Plumbdesign Thinkmap
  The Thinkmap provides a tool for creating interactive displays of interrelated data. It goes beyond just visualizing data by allowing users to interact and navigate the complex relationships among items in a database, or set of news items.

  Plumbdesign has used this technique not only to model the relationships in a thesaurus, but also for creating interfaces for accessing the collection of a museum. In the Revealing Things project for the Smithsonian Museum in the United States, the Thinkmap is used to show the associations among various museum artifacts. As the first Internet-only exhibit by the Smithsonian Institution, the site allows viewers to see the artifacts related by era, by theme or by object type. The associations can be made either by word descriptions or pictures of the objects themselves.

  Through a very simple interface, the Thinkmap allows users to simulate the museum "browsing" experience by perusing the objects through interactive methods.

Interactivity Into the Future
  Today, we view interactivity as the ability to point and click with a mouse to "surf" to packaged content.

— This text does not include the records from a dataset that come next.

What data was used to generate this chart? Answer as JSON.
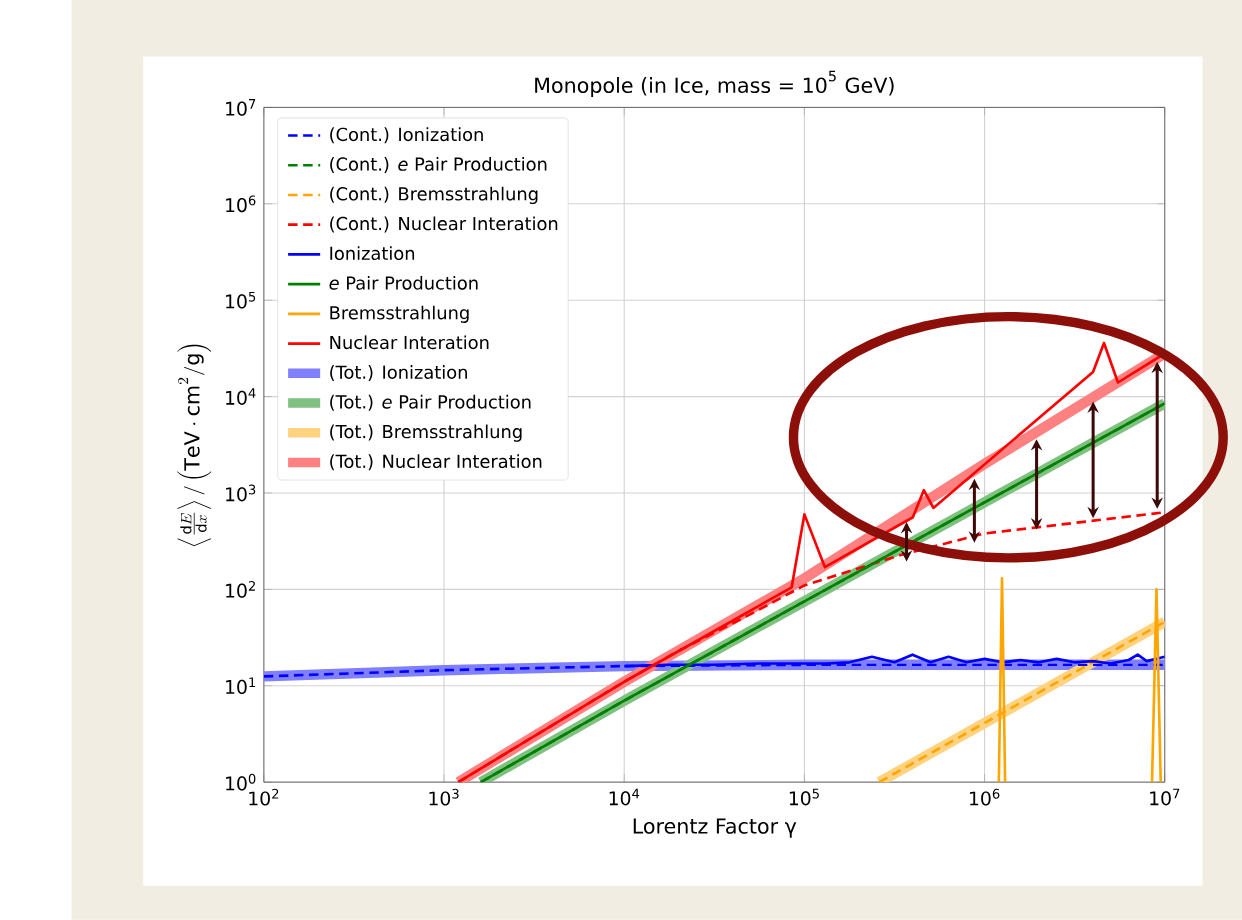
{
  "chart_data": {
    "type": "line",
    "title": "Monopole (in Ice, mass = 10$^{5}$ GeV)",
    "xlabel": "Lorentz Factor  γ",
    "ylabel": "\\left\\langle \\frac{\\mathrm{d}E}{\\mathrm{d}x} \\right\\rangle / \\left(\\mathrm{TeV}\\cdot\\mathrm{cm}^2/\\mathrm{g}\\right)",
    "log": "xy",
    "grid": true,
    "legend": "top left",
    "xlim": [
      100,
      10000000
    ],
    "ylim": [
      1,
      10000000
    ],
    "xticks": [
      {
        "value": 100,
        "label": "10$^{2}$"
      },
      {
        "value": 1000,
        "label": "10$^{3}$"
      },
      {
        "value": 10000,
        "label": "10$^{4}$"
      },
      {
        "value": 100000,
        "label": "10$^{5}$"
      },
      {
        "value": 1000000,
        "label": "10$^{6}$"
      },
      {
        "value": 10000000,
        "label": "10$^{7}$"
      }
    ],
    "yticks": [
      {
        "value": 1,
        "label": "10$^{0}$"
      },
      {
        "value": 10,
        "label": "10$^{1}$"
      },
      {
        "value": 100,
        "label": "10$^{2}$"
      },
      {
        "value": 1000,
        "label": "10$^{3}$"
      },
      {
        "value": 10000,
        "label": "10$^{4}$"
      },
      {
        "value": 100000,
        "label": "10$^{5}$"
      },
      {
        "value": 1000000,
        "label": "10$^{6}$"
      },
      {
        "value": 10000000,
        "label": "10$^{7}$"
      }
    ],
    "series": [
      {
        "name": "(Cont.) Ionization",
        "color": "#0000ff",
        "line_style": "dashed",
        "x": [
          100,
          1000,
          10000,
          100000,
          10000000
        ],
        "values": [
          12.5,
          14.5,
          16,
          16.5,
          16.5
        ]
      },
      {
        "name": "(Cont.) *e* Pair Production",
        "color": "#008000",
        "line_style": "dashed",
        "x": [
          1600,
          10000,
          100000,
          1000000,
          10000000
        ],
        "values": [
          1,
          7,
          75,
          800,
          8500
        ]
      },
      {
        "name": "(Cont.) Bremsstrahlung",
        "color": "#ffa500",
        "line_style": "dashed",
        "x": [
          260000,
          10000000
        ],
        "values": [
          1,
          46
        ]
      },
      {
        "name": "(Cont.) Nuclear Interation",
        "color": "#ff0000",
        "line_style": "dashed",
        "x": [
          1200,
          10000,
          20000,
          50000,
          100000,
          350000,
          1000000,
          10000000
        ],
        "values": [
          1,
          11,
          23,
          55,
          110,
          230,
          380,
          630
        ]
      },
      {
        "name": "Ionization",
        "color": "#0000ff",
        "line_style": "solid",
        "x": [
          10000,
          17800,
          31600,
          56200,
          100000,
          133000,
          178000,
          237000,
          316000,
          398000,
          501000,
          631000,
          794000,
          1000000,
          1260000,
          1580000,
          2000000,
          2510000,
          3160000,
          3980000,
          5010000,
          6310000,
          7080000,
          7940000,
          10000000
        ],
        "values": [
          16,
          16.5,
          16.5,
          17,
          17,
          17,
          17.5,
          20,
          17.5,
          21,
          17.5,
          20,
          17.5,
          19,
          17.5,
          18.5,
          17.5,
          19,
          17.5,
          18,
          17,
          18.5,
          21,
          18,
          20
        ]
      },
      {
        "name": "*e* Pair Production",
        "color": "#008000",
        "line_style": "solid",
        "x": [
          1600,
          10000,
          100000,
          1000000,
          10000000
        ],
        "values": [
          1,
          7,
          75,
          800,
          8500
        ]
      },
      {
        "name": "Bremsstrahlung",
        "color": "#ffa500",
        "line_style": "solid",
        "x": [
          1200000,
          1250000,
          1300000,
          5000000,
          8500000,
          9000000,
          9500000
        ],
        "values": [
          1,
          130,
          1,
          null,
          1,
          100,
          1
        ]
      },
      {
        "name": "Nuclear Interation",
        "color": "#ff0000",
        "line_style": "solid",
        "x": [
          1200,
          10000,
          85000,
          100000,
          130000,
          400000,
          460000,
          520000,
          4000000,
          4600000,
          5500000,
          10000000
        ],
        "values": [
          1,
          11,
          105,
          600,
          170,
          560,
          1070,
          700,
          18000,
          36000,
          14000,
          28000
        ]
      },
      {
        "name": "(Tot.) Ionization",
        "color": "#8080ff",
        "x": [
          100,
          1000,
          10000,
          100000,
          10000000
        ],
        "values": [
          12.5,
          14.5,
          16,
          16.5,
          16.5
        ]
      },
      {
        "name": "(Tot.) *e* Pair Production",
        "color": "#80c080",
        "x": [
          1600,
          10000,
          100000,
          1000000,
          10000000
        ],
        "values": [
          1,
          7,
          75,
          800,
          8500
        ]
      },
      {
        "name": "(Tot.) Bremsstrahlung",
        "color": "#ffd280",
        "x": [
          260000,
          10000000
        ],
        "values": [
          1,
          46
        ]
      },
      {
        "name": "(Tot.) Nuclear Interation",
        "color": "#ff8080",
        "x": [
          1200,
          10000,
          100000,
          1000000,
          10000000
        ],
        "values": [
          1,
          11,
          130,
          2000,
          28000
        ]
      }
    ]
  }
}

  What might interactivity look like in the future? Work at the new Interactive Design Lab at Columbia University will explore this question in collaboration with companies and researchers around the world. As a collaboration between the School of the Arts and the School of Journalism, the IDL will examine interactivity in creative content applications and the work process for developing interactive products.

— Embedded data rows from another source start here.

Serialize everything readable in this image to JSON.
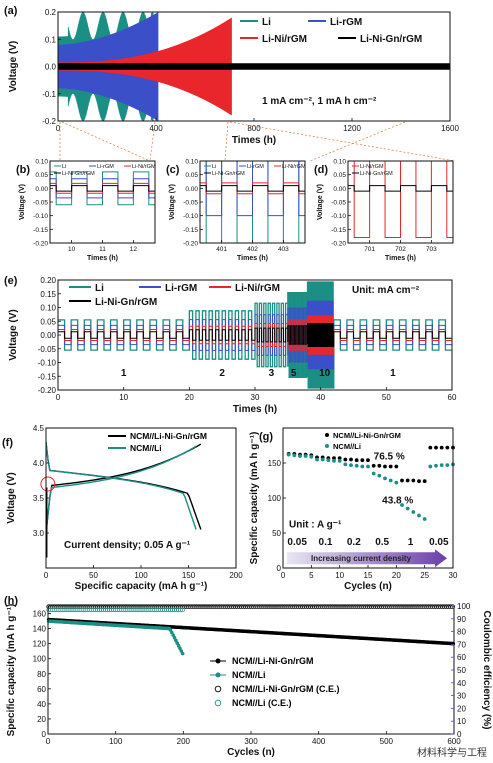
{
  "watermark": "材料科学与工程",
  "chart_data": [
    {
      "panel": "(a)",
      "type": "line",
      "xlabel": "Times (h)",
      "ylabel": "Voltage (V)",
      "xlim": [
        0,
        1600
      ],
      "ylim": [
        -0.2,
        0.2
      ],
      "xticks": [
        "0",
        "400",
        "800",
        "1200",
        "1600"
      ],
      "yticks": [
        "-0.2",
        "-0.1",
        "0.0",
        "0.1",
        "0.2"
      ],
      "annotation": "1 mA cm⁻², 1 mA h cm⁻²",
      "legend_position": "top-right",
      "series": [
        {
          "name": "Li",
          "color": "#1b8f84",
          "amp_start": 0.11,
          "amp_end": 0.2,
          "t_fail": 390
        },
        {
          "name": "Li-rGM",
          "color": "#3a4fc8",
          "amp_start": 0.08,
          "amp_end": 0.2,
          "t_fail": 410
        },
        {
          "name": "Li-Ni/rGM",
          "color": "#e8262b",
          "amp_start": 0.015,
          "amp_end": 0.18,
          "t_fail": 710
        },
        {
          "name": "Li-Ni-Gn/rGM",
          "color": "#000000",
          "amp_start": 0.012,
          "amp_end": 0.012,
          "t_fail": 1600
        }
      ]
    },
    {
      "panel": "(b)",
      "type": "line",
      "xlabel": "Times (h)",
      "ylabel": "Voltage (V)",
      "xlim": [
        9.3,
        12.7
      ],
      "ylim": [
        -0.2,
        0.1
      ],
      "xticks": [
        "10",
        "11",
        "12"
      ],
      "yticks": [
        "-0.20",
        "-0.15",
        "-0.10",
        "-0.05",
        "0.00",
        "0.05",
        "0.10"
      ],
      "legend": [
        "Li",
        "Li-rGM",
        "Li-Ni/rGM",
        "Li-Ni-Gn/rGM"
      ],
      "amplitudes": [
        0.06,
        0.035,
        0.018,
        0.01
      ]
    },
    {
      "panel": "(c)",
      "type": "line",
      "xlabel": "Times (h)",
      "ylabel": "Voltage (V)",
      "xlim": [
        400.3,
        403.7
      ],
      "ylim": [
        -0.2,
        0.1
      ],
      "xticks": [
        "401",
        "402",
        "403"
      ],
      "yticks": [
        "-0.20",
        "-0.15",
        "-0.10",
        "-0.05",
        "0.00",
        "0.05",
        "0.10"
      ],
      "legend": [
        "Li",
        "Li-rGM",
        "Li-Ni/rGM",
        "Li-Ni-Gn/rGM"
      ],
      "amplitudes": [
        0.2,
        0.1,
        0.02,
        0.01
      ]
    },
    {
      "panel": "(d)",
      "type": "line",
      "xlabel": "Times (h)",
      "ylabel": "Voltage (V)",
      "xlim": [
        700.3,
        703.7
      ],
      "ylim": [
        -0.2,
        0.1
      ],
      "xticks": [
        "701",
        "702",
        "703"
      ],
      "yticks": [
        "-0.20",
        "-0.15",
        "-0.10",
        "-0.05",
        "0.00",
        "0.05",
        "0.10"
      ],
      "legend": [
        "Li-Ni/rGM",
        "Li-Ni-Gn/rGM"
      ],
      "amplitudes": [
        0.18,
        0.01
      ]
    },
    {
      "panel": "(e)",
      "type": "line",
      "xlabel": "Times (h)",
      "ylabel": "Voltage (V)",
      "xlim": [
        0,
        60
      ],
      "ylim": [
        -0.2,
        0.2
      ],
      "xticks": [
        "0",
        "10",
        "20",
        "30",
        "40",
        "50",
        "60"
      ],
      "yticks": [
        "-0.20",
        "-0.15",
        "-0.10",
        "-0.05",
        "0.00",
        "0.05",
        "0.10",
        "0.15",
        "0.20"
      ],
      "legend": [
        "Li",
        "Li-rGM",
        "Li-Ni/rGM",
        "Li-Ni-Gn/rGM"
      ],
      "unit_label": "Unit: mA cm⁻²",
      "rate_segments": [
        {
          "label": "1",
          "t_start": 0,
          "t_end": 20
        },
        {
          "label": "2",
          "t_start": 20,
          "t_end": 30
        },
        {
          "label": "3",
          "t_start": 30,
          "t_end": 35
        },
        {
          "label": "5",
          "t_start": 35,
          "t_end": 38
        },
        {
          "label": "10",
          "t_start": 38,
          "t_end": 42
        },
        {
          "label": "1",
          "t_start": 42,
          "t_end": 60
        }
      ]
    },
    {
      "panel": "(f)",
      "type": "line",
      "xlabel": "Specific capacity (mA h g⁻¹)",
      "ylabel": "Voltage (V)",
      "xlim": [
        0,
        200
      ],
      "ylim": [
        2.5,
        4.5
      ],
      "xticks": [
        "0",
        "50",
        "100",
        "150",
        "200"
      ],
      "yticks": [
        "3.0",
        "3.5",
        "4.0",
        "4.5"
      ],
      "annotation": "Current density; 0.05 A g⁻¹",
      "series": [
        {
          "name": "NCM//Li-Ni-Gn/rGM",
          "color": "#000000",
          "capacity": 163
        },
        {
          "name": "NCM//Li",
          "color": "#1b8f84",
          "capacity": 158
        }
      ]
    },
    {
      "panel": "(g)",
      "type": "scatter",
      "xlabel": "Cycles (n)",
      "ylabel": "Specific capacity (mA h g⁻¹)",
      "xlim": [
        0,
        30
      ],
      "ylim": [
        0,
        200
      ],
      "xticks": [
        "0",
        "5",
        "10",
        "15",
        "20",
        "25",
        "30"
      ],
      "yticks": [
        "0",
        "50",
        "100",
        "150"
      ],
      "unit_label": "Unit : A g⁻¹",
      "rate_labels": [
        "0.05",
        "0.1",
        "0.2",
        "0.5",
        "1",
        "0.05"
      ],
      "arrow_label": "Increasing current density",
      "retention_labels": [
        "76.5 %",
        "43.8 %"
      ],
      "series": [
        {
          "name": "NCM//Li-Ni-Gn/rGM",
          "color": "#000000",
          "values": [
            163,
            163,
            162,
            162,
            161,
            158,
            158,
            157,
            157,
            157,
            155,
            155,
            154,
            154,
            154,
            146,
            146,
            145,
            145,
            145,
            125,
            125,
            125,
            124,
            124,
            172,
            172,
            172,
            172,
            172
          ]
        },
        {
          "name": "NCM//Li",
          "color": "#1b8f84",
          "values": [
            162,
            161,
            160,
            160,
            159,
            155,
            155,
            154,
            153,
            153,
            148,
            147,
            146,
            145,
            145,
            135,
            132,
            128,
            125,
            122,
            90,
            85,
            80,
            75,
            70,
            145,
            146,
            147,
            147,
            148
          ]
        }
      ]
    },
    {
      "panel": "(h)",
      "type": "scatter",
      "xlabel": "Cycles (n)",
      "ylabel": "Specific capacity (mA h g⁻¹)",
      "y2label": "Coulombic efficiency (%)",
      "xlim": [
        0,
        600
      ],
      "ylim": [
        0,
        170
      ],
      "y2lim": [
        0,
        100
      ],
      "xticks": [
        "0",
        "100",
        "200",
        "300",
        "400",
        "500",
        "600"
      ],
      "yticks": [
        "0",
        "20",
        "40",
        "60",
        "80",
        "100",
        "120",
        "140",
        "160"
      ],
      "y2ticks": [
        "0",
        "10",
        "20",
        "30",
        "40",
        "50",
        "60",
        "70",
        "80",
        "90",
        "100"
      ],
      "series": [
        {
          "name": "NCM//Li-Ni-Gn/rGM",
          "color": "#000000",
          "capacity_start": 152,
          "capacity_end": 120,
          "cycles": 600
        },
        {
          "name": "NCM//Li",
          "color": "#1b8f84",
          "capacity_start": 150,
          "capacity_drop_cycle": 180,
          "capacity_end": 105,
          "cycles": 200
        },
        {
          "name": "NCM//Li-Ni-Gn/rGM (C.E.)",
          "color": "#000000",
          "ce": 99.5,
          "cycles": 600
        },
        {
          "name": "NCM//Li (C.E.)",
          "color": "#1b8f84",
          "ce": 97,
          "cycles": 200
        }
      ]
    }
  ]
}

  Many pieces of the interactive future are being developed in the laboratory today. Of particular interest is the ability to go beyond the keyboard and the mouse for inputting information into the computer. Speech recognition and dictation has recently become a consumer reality. Digital cameras can now transmit still images directly into the computer without the need for developing film.

  We are now moving beyond the era of still graphics and into motion video. Consumer desktop computers are becoming video-ready, even handling "broadcast" quality content. The new Apple iMac and consumer-oriented video input cards will make video, as a data type, as common as icons and pictures. The advent of new image-based or video-based data operations will be important for searching and organizing large repositories of visual information.

  This will allow for efficient searching of video news stories based on text transcript and content conveyed in the audio and video stream. Imagine being able to find a news story based on an audio search for a certain phrase, or based on the composition of a still frame of video.

Information Appliances
  One of the largest challenges for the future of interactivity is bandwidth, or the capacity of our information networks to carry data. A truly interactive universe for all information and news consumers would mean many streams of sporadic data, something that our circuit-based telecommunication systems are not fit to handle.

  Internet2, a special research project that promises to increase the speed of point-to-point communications 100 to 1,000 fold, promises to be the solution. Internet2 not only promises greater bandwidth, but it also brings lower latency, or delay, in the network. This will allow real-time applications, such as videoconferencing, among multiple parties to become a reality.

  While the creation of more interactive products will hinge on technological advances, the issue of usability is the most important. Personal computers are notoriously tough to use and maintain. Many folks believe that the solution will be information appliances - computing devices specialized to perform fewer functions than personal computers, but perform them more reliably and intuitively. This will allow an entire sector of non-computer literate types to embrace the technology. After all, interactivity is valuable only if people find it easy to use.

  As we end the century of the information age, communications over the global Internet will take an increasingly important role in storytelling and the news. Organizations that employ rich interactive methods in their products will be at the forefront of innovative content for the next millennium.